Crerar coffee shop to nourish late-night study

By Chris Ross

A new student-run coffee shop that opened in Crerar Library on Monday will accommodate students using the all-night study space recently moved there from Regenstein Library.

The coffee shop will occupy the space that formerly housed Plum Café.

“We claimed their old space, and the new shop should be pretty sweet. It’s small, no windows, but the atmosphere is nice,” said Andy Thompson, manager of Ex Libris coffee shop.

The coffee shop will be open from 5 p.m. to 1 a.m, Sunday through Thursday, with a staff of between 6 and 10 employees. Plans call for the shop to resemble in atmosphere and offerings other student-run coffee shops on campus.

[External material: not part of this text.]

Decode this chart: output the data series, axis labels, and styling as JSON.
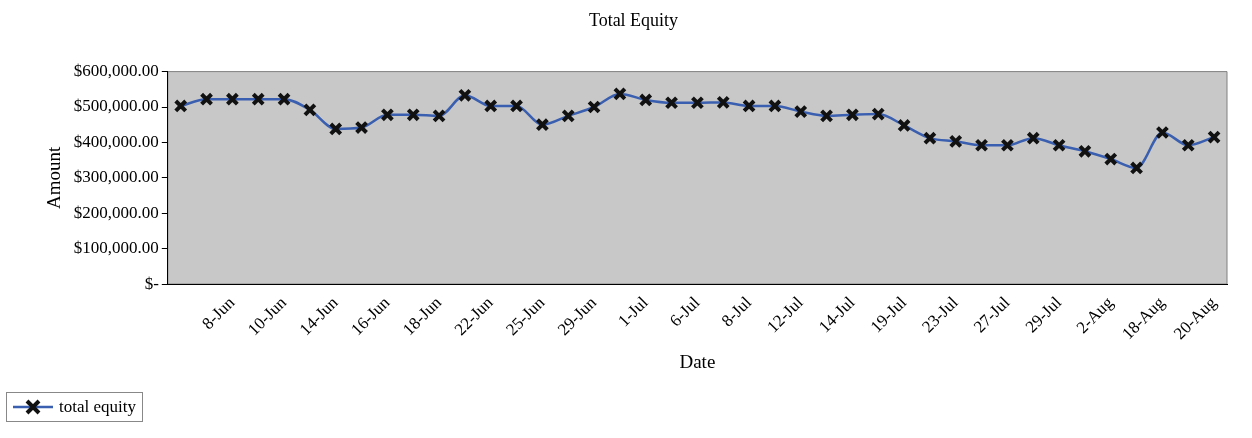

“It’s something to make the all-night study space a little more pleasant, so people can get something to eat, something to drink, get some coffee. We had a surprising amount of support from people in the sciences, in the labs near the library,” said Donny Copeland, vice president for Administration in Student Government (SG).

An event on the quads will be set up this week, allowing students to submit potential names for the new coffee shop, Thompson said.

The opening reflects the efforts of the Office of the Reynolds Club and Student Activities (ORCSA) and the student employees at Cobb Coffee Shop, Ex Libris, and Hallowed Grounds, according to Bill Michel, assistant vice president for Student Life.

The decision to install a coffee shop in Crerar was mainly the product of discussions between SG and ORCSA officials. The option became more viable when Stacy Brown was appointed to the newly created post of ORCSA Coffee Shop Coordinator, Copeland said.

Members of ORCSA and SG hope that the new coffee shop will make the Crerar study space more attractive. Many students have expressed desire for the study space to be moved back to the A-level of the Regenstein.

“We are concerned about the issues that you and other students have raised regarding the library’s decision to offer all-night study space at Crerar and would like to better understand these issues,” said Bill Michel and Judith Nadler, director for the University Library, in an e-mail to SG leaders.

The Regenstein, facing a critical lack of room as its print collection continues to grow, was forced to convert the A-level reading room into a temporary book stacks space,

Michel said. Because of the ongoing construction, the study space cannot be moved back to the A-level.

Other students have welcomed the move and look forward to the coffee shop as an additional benefit to a study space seen as less crowded and noisy than the A-level once was.

“I like it. It’s really quiet. The A-level was a madhouse. Crerar can get loud, but nowhere near as bad as the A-level. The space is big and the quiet there is more self-enforced. But there are no machines and not enough power outlets,” said second-year John Cannon, an employee at the Crerar coffee shop.

The all-night study space may or may not permanently reside in Crerar. Discussions among student committees continue to prompt student input about optimal spaces and designs. “One possibility is that there will be two separate spaces, one designed for individual study and the other more amenable to group study,” Michel said.

While the coffee shop aims to make Crerar and the study space more comfortable, SG leaders do not think the cafe will compromise the atmosphere of Crerar Library, known for its work-conducive silence.

“We don’t want to upset the hardcore Crerar people—hopefully it will be an inviting atmosphere,” Copeland said.